Cartographie communautaire et modélisation du paysage

Les projets de cartographie et de modélisation du paysage intègrent les savoirs locaux sur les espaces culturellement et écologiquement significatifs afin d’entreprendre de la cartographie communautaire à l’aide de logiciels de systèmes d’information géographique (SIG). Ces projets sont entrepris en collaboration avec les partenaires autochtones. Les données et cartes qui en découlent sont utilisées par les communautés autochtones pour mettre sur pied leurs projets de vie. Ce thème de recherche vise à examiner comment des perspectives et méthodes de modélisation du paysage transdisciplinaires peuvent s’arrimer aux perspectives que les communautés ont sur l’importance de différents lieux et ce, afin d’entreprendre une « géomatique collaborative ». À travers cette démarche, nos partenaires pourront identifier les effets cumulatifs que les politiques et projets de développement de l’environnement supportés par le gouvernement engendrent.
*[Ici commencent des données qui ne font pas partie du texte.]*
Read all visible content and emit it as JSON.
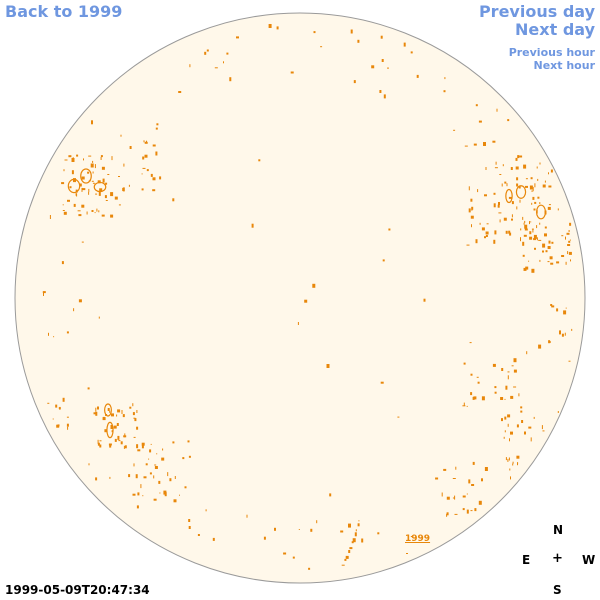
{
  "nav": {
    "back_label": "Back to 1999",
    "prev_day_label": "Previous day",
    "next_day_label": "Next day",
    "prev_hour_label": "Previous hour",
    "next_hour_label": "Next hour"
  },
  "compass": {
    "north": "N",
    "east": "E",
    "center": "+",
    "west": "W",
    "south": "S"
  },
  "timestamp": "1999-05-09T20:47:34",
  "year_label": "1999",
  "colors": {
    "link": "#6f97e0",
    "disk_fill": "#fff8ea",
    "disk_outline": "#9a9a9a",
    "contour": "#e8870a",
    "text": "#000000"
  }
}
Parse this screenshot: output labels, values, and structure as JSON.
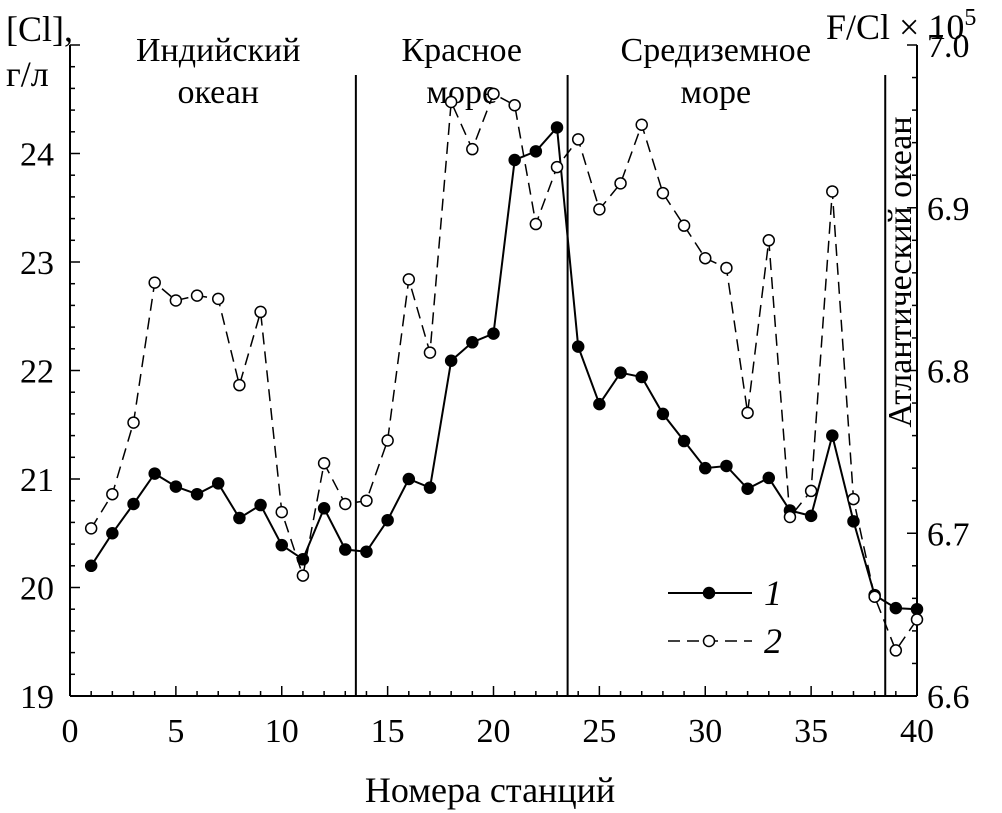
{
  "chart_data": {
    "type": "line",
    "xlabel": "Номера станций",
    "ylabel_left": [
      "[Cl],",
      "г/л"
    ],
    "ylabel_right": "F/Cl × 10",
    "ylabel_right_exp": "5",
    "xlim": [
      0,
      40
    ],
    "ylim_left": [
      19,
      25
    ],
    "ylim_right": [
      6.6,
      7.0
    ],
    "x_ticks": [
      0,
      5,
      10,
      15,
      20,
      25,
      30,
      35,
      40
    ],
    "x_tick_labels": [
      "0",
      "5",
      "10",
      "15",
      "20",
      "25",
      "30",
      "35",
      "40"
    ],
    "y_left_ticks": [
      19,
      20,
      21,
      22,
      23,
      24
    ],
    "y_left_tick_labels": [
      "19",
      "20",
      "21",
      "22",
      "23",
      "24"
    ],
    "y_right_ticks": [
      6.6,
      6.7,
      6.8,
      6.9,
      7.0
    ],
    "y_right_tick_labels": [
      "6.6",
      "6.7",
      "6.8",
      "6.9",
      "7.0"
    ],
    "grid": false,
    "legend_position": "bottom-right",
    "regions": [
      {
        "label_lines": [
          "Индийский",
          "океан"
        ],
        "x_center": 7.0
      },
      {
        "label_lines": [
          "Красное",
          "море"
        ],
        "x_center": 18.5
      },
      {
        "label_lines": [
          "Средиземное",
          "море"
        ],
        "x_center": 30.5
      },
      {
        "label_lines": [
          "Атлантический океан"
        ],
        "x_center": 39.2,
        "vertical": true
      }
    ],
    "dividers": [
      13.5,
      23.5,
      38.5
    ],
    "series": [
      {
        "name": "1",
        "axis": "left",
        "style": "solid",
        "marker": "filled-circle",
        "x": [
          1,
          2,
          3,
          4,
          5,
          6,
          7,
          8,
          9,
          10,
          11,
          12,
          13,
          14,
          15,
          16,
          17,
          18,
          19,
          20,
          21,
          22,
          23,
          24,
          25,
          26,
          27,
          28,
          29,
          30,
          31,
          32,
          33,
          34,
          35,
          36,
          37,
          38,
          39,
          40
        ],
        "values": [
          20.2,
          20.5,
          20.77,
          21.05,
          20.93,
          20.86,
          20.96,
          20.64,
          20.76,
          20.39,
          20.26,
          20.73,
          20.35,
          20.33,
          20.62,
          21.0,
          20.92,
          22.09,
          22.26,
          22.34,
          23.94,
          24.02,
          24.24,
          22.22,
          21.69,
          21.98,
          21.94,
          21.6,
          21.35,
          21.1,
          21.12,
          20.91,
          21.01,
          20.71,
          20.66,
          21.4,
          20.61,
          19.93,
          19.81,
          19.8
        ]
      },
      {
        "name": "2",
        "axis": "right",
        "style": "dashed",
        "marker": "open-circle",
        "x": [
          1,
          2,
          3,
          4,
          5,
          6,
          7,
          8,
          9,
          10,
          11,
          12,
          13,
          14,
          15,
          16,
          17,
          18,
          19,
          20,
          21,
          22,
          23,
          24,
          25,
          26,
          27,
          28,
          29,
          30,
          31,
          32,
          33,
          34,
          35,
          36,
          37,
          38,
          39,
          40
        ],
        "values": [
          6.703,
          6.724,
          6.768,
          6.854,
          6.843,
          6.846,
          6.844,
          6.791,
          6.836,
          6.713,
          6.674,
          6.743,
          6.718,
          6.72,
          6.757,
          6.856,
          6.811,
          6.965,
          6.936,
          6.97,
          6.963,
          6.89,
          6.925,
          6.942,
          6.899,
          6.915,
          6.951,
          6.909,
          6.889,
          6.869,
          6.863,
          6.774,
          6.88,
          6.71,
          6.726,
          6.91,
          6.721,
          6.661,
          6.628,
          6.647
        ]
      }
    ]
  }
}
Les cartes communautaires pourront également contribuer à la bonne progression de la conservation et à la mise en place de programmes de développement alternatifs.
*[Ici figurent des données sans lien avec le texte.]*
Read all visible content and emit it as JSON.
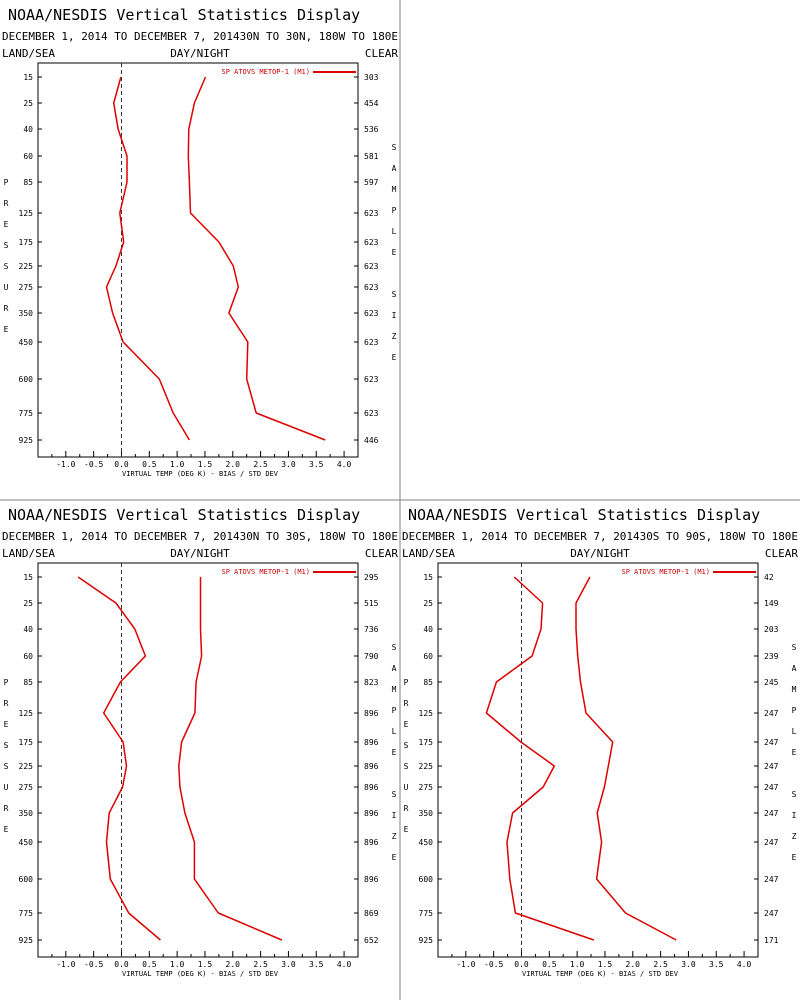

Alors qu’historiquement, les cartes ont été utilisées par les états-nations en premier lieu pour confirmer les droits territoriaux et renforcer leurs pouvoirs sur les communautés autochtones et autres, il existe maintenant une multitude d’exemples dans lesquels les groupes autochtones de différentes parties du monde ont investis la cartographie comme mode de réappropriation de leurs souverainetés territoriales, regagnant ainsi leurs dignités par l’entremise de conflits avec les gouvernements et les institutions. Cet effort d’usage des représentations cartographiques et des diverses méthodologies y étant associées pour défendre et se réapproprier les territoires est devenu une partie un mouvement de contestation cartographique.
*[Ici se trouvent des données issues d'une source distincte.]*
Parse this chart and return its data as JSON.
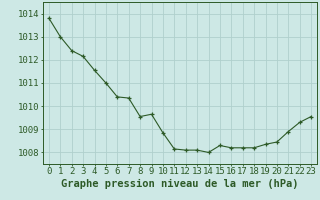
{
  "x": [
    0,
    1,
    2,
    3,
    4,
    5,
    6,
    7,
    8,
    9,
    10,
    11,
    12,
    13,
    14,
    15,
    16,
    17,
    18,
    19,
    20,
    21,
    22,
    23
  ],
  "y": [
    1013.8,
    1013.0,
    1012.4,
    1012.15,
    1011.55,
    1011.0,
    1010.4,
    1010.35,
    1009.55,
    1009.65,
    1008.85,
    1008.15,
    1008.1,
    1008.1,
    1008.0,
    1008.3,
    1008.2,
    1008.2,
    1008.2,
    1008.35,
    1008.45,
    1008.9,
    1009.3,
    1009.55
  ],
  "line_color": "#2d5a27",
  "marker": "+",
  "bg_color": "#cde8e5",
  "grid_color": "#b0d0cc",
  "xlabel": "Graphe pression niveau de la mer (hPa)",
  "xlabel_fontsize": 7.5,
  "ylabel_ticks": [
    1008,
    1009,
    1010,
    1011,
    1012,
    1013,
    1014
  ],
  "xlim": [
    -0.5,
    23.5
  ],
  "ylim": [
    1007.5,
    1014.5
  ],
  "tick_label_color": "#2d5a27",
  "tick_fontsize": 6.5,
  "border_color": "#2d5a27"
}
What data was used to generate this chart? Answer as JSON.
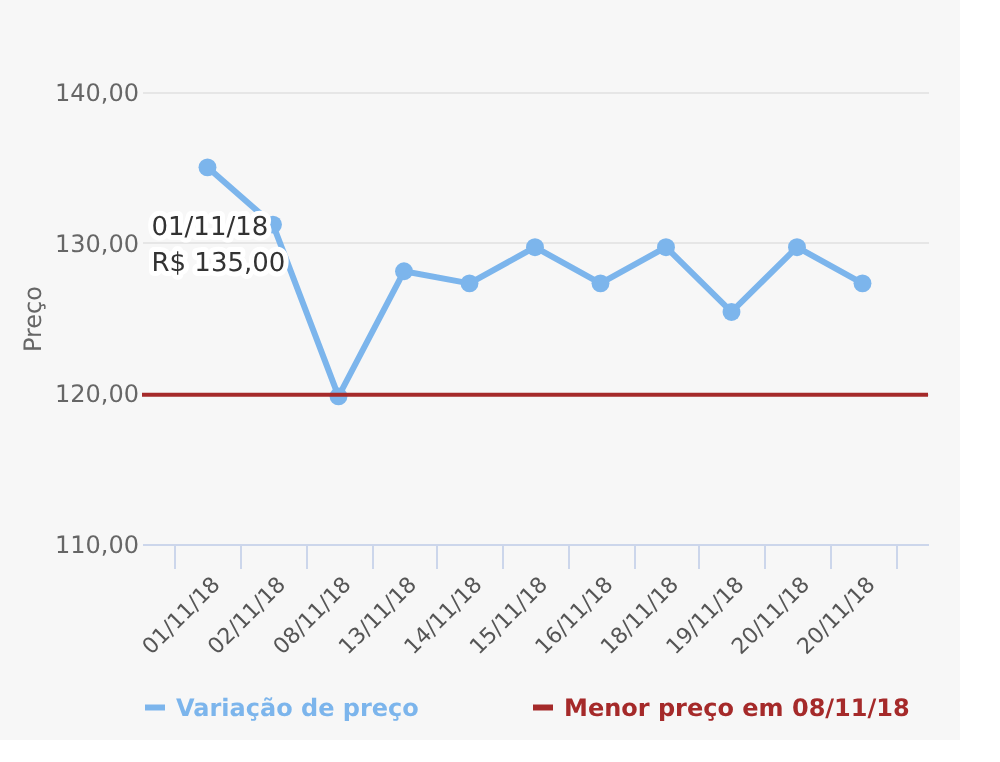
{
  "chart_data": {
    "type": "line",
    "ylabel": "Preço",
    "categories": [
      "01/11/18",
      "02/11/18",
      "08/11/18",
      "13/11/18",
      "14/11/18",
      "15/11/18",
      "16/11/18",
      "18/11/18",
      "19/11/18",
      "20/11/18",
      "20/11/18"
    ],
    "series": [
      {
        "name": "Variação de preço",
        "color": "#7cb5ec",
        "values": [
          135,
          131.2,
          119.8,
          128.1,
          127.3,
          129.7,
          127.3,
          129.7,
          125.4,
          129.7,
          127.3
        ]
      }
    ],
    "ylim": [
      110,
      140
    ],
    "yticks": [
      {
        "value": 110,
        "label": "110,00"
      },
      {
        "value": 120,
        "label": "120,00"
      },
      {
        "value": 130,
        "label": "130,00"
      },
      {
        "value": 140,
        "label": "140,00"
      }
    ],
    "ref_lines": [
      {
        "axis": "y",
        "value": 119.9,
        "label": "Menor preço em 08/11/18",
        "color": "#a52a2a",
        "line_style": "solid"
      }
    ],
    "annotations": [
      {
        "text": "01/11/18\nR$ 135,00",
        "x": "01/11/18",
        "y": 135
      }
    ],
    "grid": "y",
    "legend": "bottom",
    "marker": "circle",
    "line_style": "solid"
  }
}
Le défi dans ce qui suit est de situer adéquatement les problématiques pratiques d’implémentation sociale et politique des initiatives significatives qui reconnaissent et répondent à la critique soumettant que ces pratiques de représentations réduisent et essentialisent de manière élégante les relations ontologiques autochtones.

Les projets autochtones contemporains de cartographie des membres chercheurs de ce thème de recherche impliquent le développement d’approches et d’outils pour visualiser et communiquer efficacement les connaissances et les expériences autochtones du territoire pour le transfert intergénérationnel du savoir, l’éducation publique, les affirmations autochtones légales, et les consultations sur la gestion des ressources territoriales.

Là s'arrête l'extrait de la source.